PÚBLICO, 3 DE JUNHO DE 2020
Uma sensação estranha e algo sinistra percorre o mundo ocidental. Uma desmesurada violência inunda as ágoras reais
e virtuais comprometendo, assim, a primazia da razão dialógica e crítica que
constitui o elemento mais brilhante da civilização em que nos integramos.
Assistimos à transformação do espaço público democrático numa arena ocupada por
gladiadores dogmáticos e embrutecidos. Não parece haver já lugar para o
questionamento inteligente ou para o reconhecimento da ambiguidade que envolve
todos os acontecimentos históricos. De todos os lados surgem novos inquisidores
do pensamento e das opiniões individuais apetrechados com as suas intolerantes cartilhas.
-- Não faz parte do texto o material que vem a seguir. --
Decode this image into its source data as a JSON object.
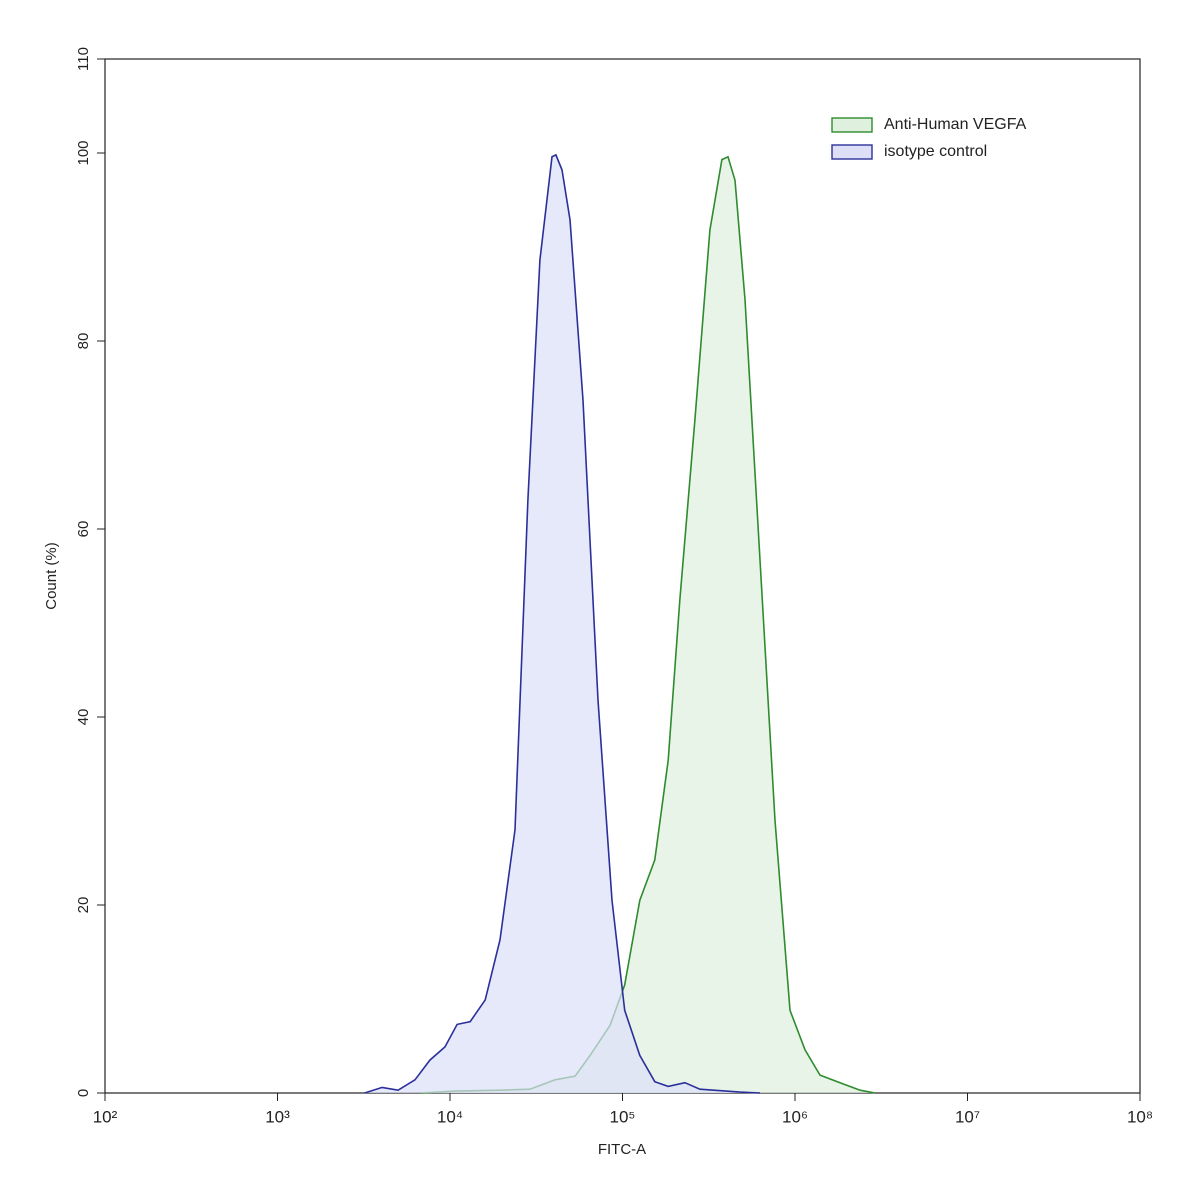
{
  "chart_data": {
    "type": "area",
    "xlabel": "FITC-A",
    "ylabel": "Count  (%)",
    "xscale": "log",
    "xlim": [
      100,
      100000000
    ],
    "ylim": [
      0,
      110
    ],
    "xticks": [
      {
        "value": 100,
        "label": "10²"
      },
      {
        "value": 1000,
        "label": "10³"
      },
      {
        "value": 10000,
        "label": "10⁴"
      },
      {
        "value": 100000,
        "label": "10⁵"
      },
      {
        "value": 1000000,
        "label": "10⁶"
      },
      {
        "value": 10000000,
        "label": "10⁷"
      },
      {
        "value": 100000000,
        "label": "10⁸"
      }
    ],
    "yticks": [
      0,
      20,
      40,
      60,
      80,
      100,
      110
    ],
    "legend": "upper right",
    "series": [
      {
        "name": "Anti-Human VEGFA",
        "color": "#2e8b2e",
        "fill": "#dff0df",
        "x": [
          6700,
          10700,
          19500,
          29100,
          40600,
          53100,
          64900,
          84700,
          103000,
          126000,
          154000,
          184000,
          215000,
          263000,
          321000,
          377000,
          409000,
          449000,
          513000,
          627000,
          766000,
          935000,
          1143000,
          1396000,
          1824000,
          2383000,
          2910000
        ],
        "values": [
          0,
          0.2,
          0.3,
          0.4,
          1.4,
          1.8,
          4,
          7.2,
          11.5,
          20.5,
          24.8,
          35.4,
          52.4,
          71.6,
          91.8,
          99.3,
          99.6,
          97.1,
          84.4,
          56.7,
          29,
          8.8,
          4.6,
          1.9,
          1.1,
          0.3,
          0
        ]
      },
      {
        "name": "isotype control",
        "color": "#2b2f9a",
        "fill": "#dcdff6",
        "x": [
          3200,
          4040,
          5000,
          6270,
          7650,
          9350,
          11000,
          13100,
          16000,
          19500,
          23800,
          28300,
          33200,
          39000,
          41100,
          44600,
          49600,
          59000,
          72100,
          86900,
          103000,
          126000,
          154000,
          184000,
          230000,
          281000,
          480000,
          627000
        ],
        "values": [
          0,
          0.6,
          0.3,
          1.4,
          3.5,
          4.9,
          7.3,
          7.6,
          9.9,
          16.3,
          28,
          63.1,
          88.6,
          99.6,
          99.8,
          98.2,
          92.9,
          73.7,
          41.8,
          20.5,
          8.8,
          4,
          1.2,
          0.7,
          1.1,
          0.4,
          0.1,
          0
        ]
      }
    ]
  }
}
Convencidos do carácter redentor das missões que se auto-atribuíram empenham-se
nas discussões com o ardor obsessivo dos fanáticos. Usam a
linguagem pestífera que antecedeu e que acompanhou no passado os maiores
desastres humanos.
É
inquestionável que os EUA,
mau grado a solidez teórica das suas fundações institucionais demo-liberais,
continuam confrontados com o problema racista que tem acompanhado a sua
história. Essa é mesmo a grande tragédia americana. O assassinato bárbaro de um homem negro por um
celerado agente policial suscitou uma reacção de indignação
pública legítima e indispensável. Gerou-se um ambiente de verdadeira comoção
nacional. As manifestações e os actos de repúdio que se sucederam só são
possíveis num Estado democrático onde as liberdades fundamentais estão
garantidas. O insuportável discurso de Trump, que uma vez mais revelou a sua imensa mediocridade
intelectual e pequenez moral e política, foi veementemente contraditado, quer
no mundo político, quer numa imprensa que não abdica da sua independência, quer
por grande parte da opinião pública. A nação vive um tempo de sobressalto
cívico de enorme importância. Como é natural, foram devidamente repudiados
os actos de vandalismo praticados por grupos extremistas que aproveitam
todas as ocasiões para atacar as instituições democráticas. A invocação
do anti-fascismo não pode constituir um factor atenuante para comportamentos
que colidem grosseiramente com os princípios e as regras do Estado de Direito.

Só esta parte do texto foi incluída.